We can also mandate higher MPGs on new cars and trucks. The costs of that won’t be passed onto the consumer either, will it? With all the potential legislation mandating lower future need for petroleum products, why should the oil companies invest in facilities to produce more petroleum products?

Then there’s ethanol. We’ll mandate the use of ethanol, but we’ll use food to make it with. That one’s really smart. In addition to raising the cost of fuel (since ethanol is more costly to produce {and less efficient, and uses more fossil fuels to produce than it replaces}) we will also raise the cost of lots of food items. Popcorn, canned corn, corn on the cob, beef, chicken, pork, lamb (fed with corn), candy, soft drinks, juice drinks, canned fruits, Marshmallow Fluff, and other products that use corn syrup as an sweetening ingredient, also any product containing corn oil which can include the french fries at your favorite fast food place now that they’re not using trans fats anymore. There’s an idea, fuel vehicles with trans fats since they are no longer good for fueling people.

One thing that seems to be forgotten in all of this is that if you raise the cost of energy you raise the cost of EVERYTHING! You raise the cost of everything that is physically transported anywhere. Electricity, while providing “clean” transportation in San Francisco, uses some kind of fuel to make at the electricity plant. Be it natural gas, oil, coal or wood, it may be clean at the far end (running the lights in your house, running the electric buses and trains) but it costs where it’s made.

We can reduce our dependence on foreign oil if we work to get more of our own, off the coasts and at ANWR. Raising the costs of fuel to try to reduce use of fuel is the wrong answer. The costs of everything will rise and so will inflation. We can expand our limited refining capacity by reducing all the boutique blends to one for the winter and one for the summer.

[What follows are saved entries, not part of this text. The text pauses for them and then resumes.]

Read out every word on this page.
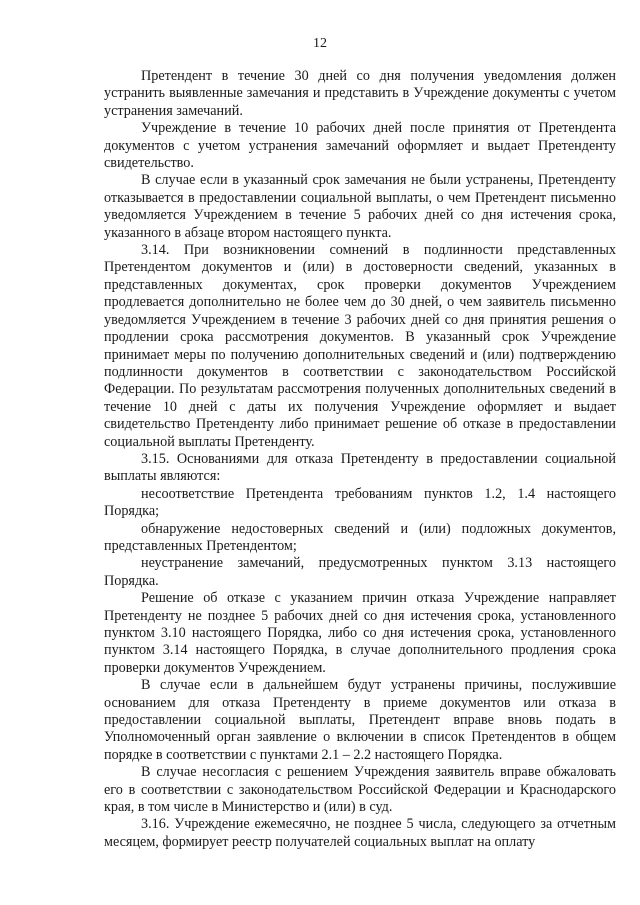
12

Претендент в течение 30 дней со дня получения уведомления должен устранить выявленные замечания и представить в Учреждение документы с учетом устранения замечаний.

Учреждение в течение 10 рабочих дней после принятия от Претендента документов с учетом устранения замечаний оформляет и выдает Претенденту свидетельство.

В случае если в указанный срок замечания не были устранены, Претенденту отказывается в предоставлении социальной выплаты, о чем Претендент письменно уведомляется Учреждением в течение 5 рабочих дней со дня истечения срока, указанного в абзаце втором настоящего пункта.

3.14. При возникновении сомнений в подлинности представленных Претендентом документов и (или) в достоверности сведений, указанных в представленных документах, срок проверки документов Учреждением продлевается дополнительно не более чем до 30 дней, о чем заявитель письменно уведомляется Учреждением в течение 3 рабочих дней со дня принятия решения о продлении срока рассмотрения документов. В указанный срок Учреждение принимает меры по получению дополнительных сведений и (или) подтверждению подлинности документов в соответствии с законодательством Российской Федерации. По результатам рассмотрения полученных дополнительных сведений в течение 10 дней с даты их получения Учреждение оформляет и выдает свидетельство Претенденту либо принимает решение об отказе в предоставлении социальной выплаты Претенденту.

3.15. Основаниями для отказа Претенденту в предоставлении социальной выплаты являются:

несоответствие Претендента требованиям пунктов 1.2, 1.4 настоящего Порядка;

обнаружение недостоверных сведений и (или) подложных документов, представленных Претендентом;

неустранение замечаний, предусмотренных пунктом 3.13 настоящего Порядка.

Решение об отказе с указанием причин отказа Учреждение направляет Претенденту не позднее 5 рабочих дней со дня истечения срока, установленного пунктом 3.10 настоящего Порядка, либо со дня истечения срока, установленного пунктом 3.14 настоящего Порядка, в случае дополнительного продления срока проверки документов Учреждением.

В случае если в дальнейшем будут устранены причины, послужившие основанием для отказа Претенденту в приеме документов или отказа в предоставлении социальной выплаты, Претендент вправе вновь подать в Уполномоченный орган заявление о включении в список Претендентов в общем порядке в соответствии с пунктами 2.1 – 2.2 настоящего Порядка.

В случае несогласия с решением Учреждения заявитель вправе обжаловать его в соответствии с законодательством Российской Федерации и Краснодарского края, в том числе в Министерство и (или) в суд.

3.16. Учреждение ежемесячно, не позднее 5 числа, следующего за отчетным месяцем, формирует реестр получателей социальных выплат на оплату
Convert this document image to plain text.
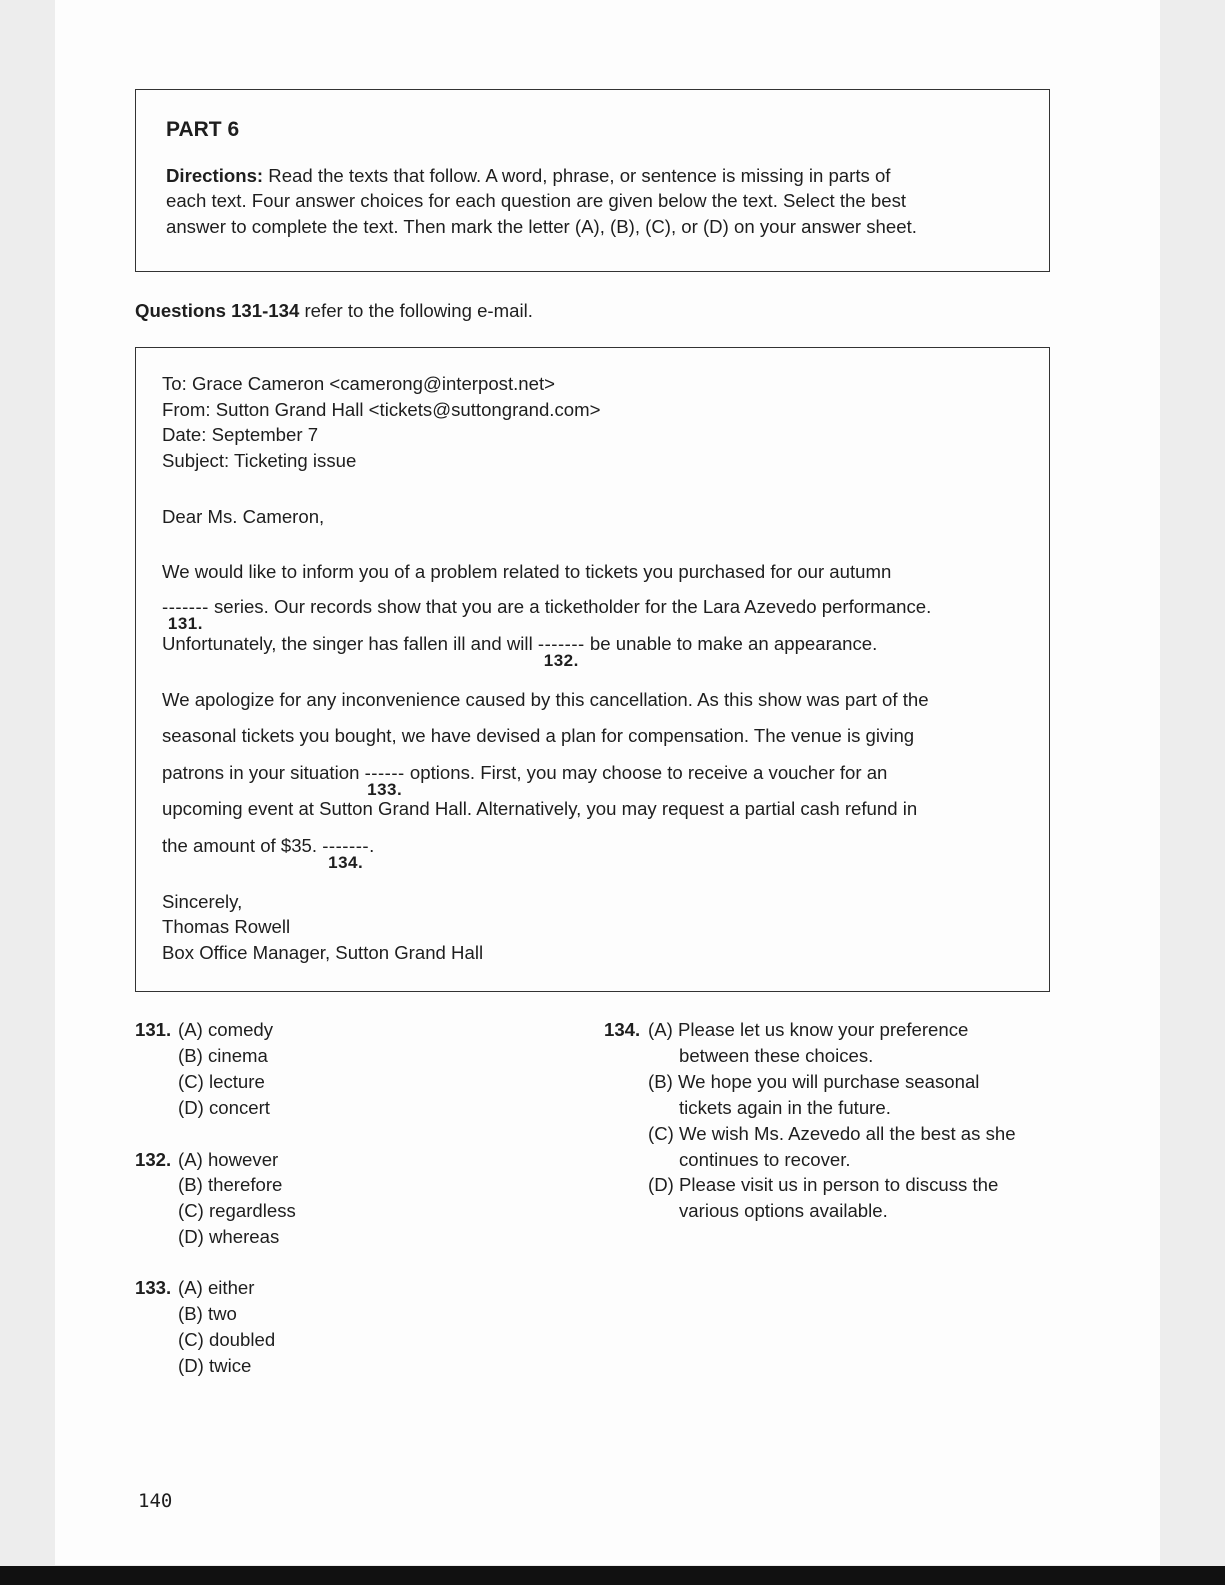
PART 6
Directions: Read the texts that follow. A word, phrase, or sentence is missing in parts of
each text. Four answer choices for each question are given below the text. Select the best
answer to complete the text. Then mark the letter (A), (B), (C), or (D) on your answer sheet.
Questions 131-134 refer to the following e-mail.
To: Grace Cameron <camerong@interpost.net>
From: Sutton Grand Hall <tickets@suttongrand.com>
Date: September 7
Subject: Ticketing issue
Dear Ms. Cameron,
We would like to inform you of a problem related to tickets you purchased for our autumn
-------
131.
series. Our records show that you are a ticketholder for the Lara Azevedo performance.
Unfortunately, the singer has fallen ill and will -------
132.
be unable to make an appearance.
We apologize for any inconvenience caused by this cancellation. As this show was part of the
seasonal tickets you bought, we have devised a plan for compensation. The venue is giving
patrons in your situation ------
133.
options. First, you may choose to receive a voucher for an
upcoming event at Sutton Grand Hall. Alternatively, you may request a partial cash refund in
the amount of $35. -------
134.
.
Sincerely,
Thomas Rowell
Box Office Manager, Sutton Grand Hall
131. (A) comedy
(B) cinema
(C) lecture
(D) concert
132. (A) however
(B) therefore
(C) regardless
(D) whereas
133. (A) either
(B) two
(C) doubled
(D) twice
134. (A) Please let us know your preference
between these choices.
(B) We hope you will purchase seasonal
tickets again in the future.
(C) We wish Ms. Azevedo all the best as she
continues to recover.
(D) Please visit us in person to discuss the
various options available.
140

Refiners have to decide what volume Chicago is going to use versus what volume Atlanta will use and try to produce accordingly. If demand in Chicago rises and the supply of refined fuel is the Atlanta blend, Chicago’s out of luck until the refineries can retool and refine more of the Chicago blend.

We can reduce the costs of fuel by building more nuclear power plants. That allows more of the fuels that are currently being used to produce electricity to be freed up to produce something else.

Don’t use food to produce any kind of fuel (except human fuel). It raises the cost of food for all, but doesn’t really do much to reduce dependence on fossil fuels or improve fuel economy.

Congress needs to think carefully about the ramifications of legislation and not just legislate from the seat of their pants, reactive rather than proactive… Don’t raise our costs without giving us something real in return.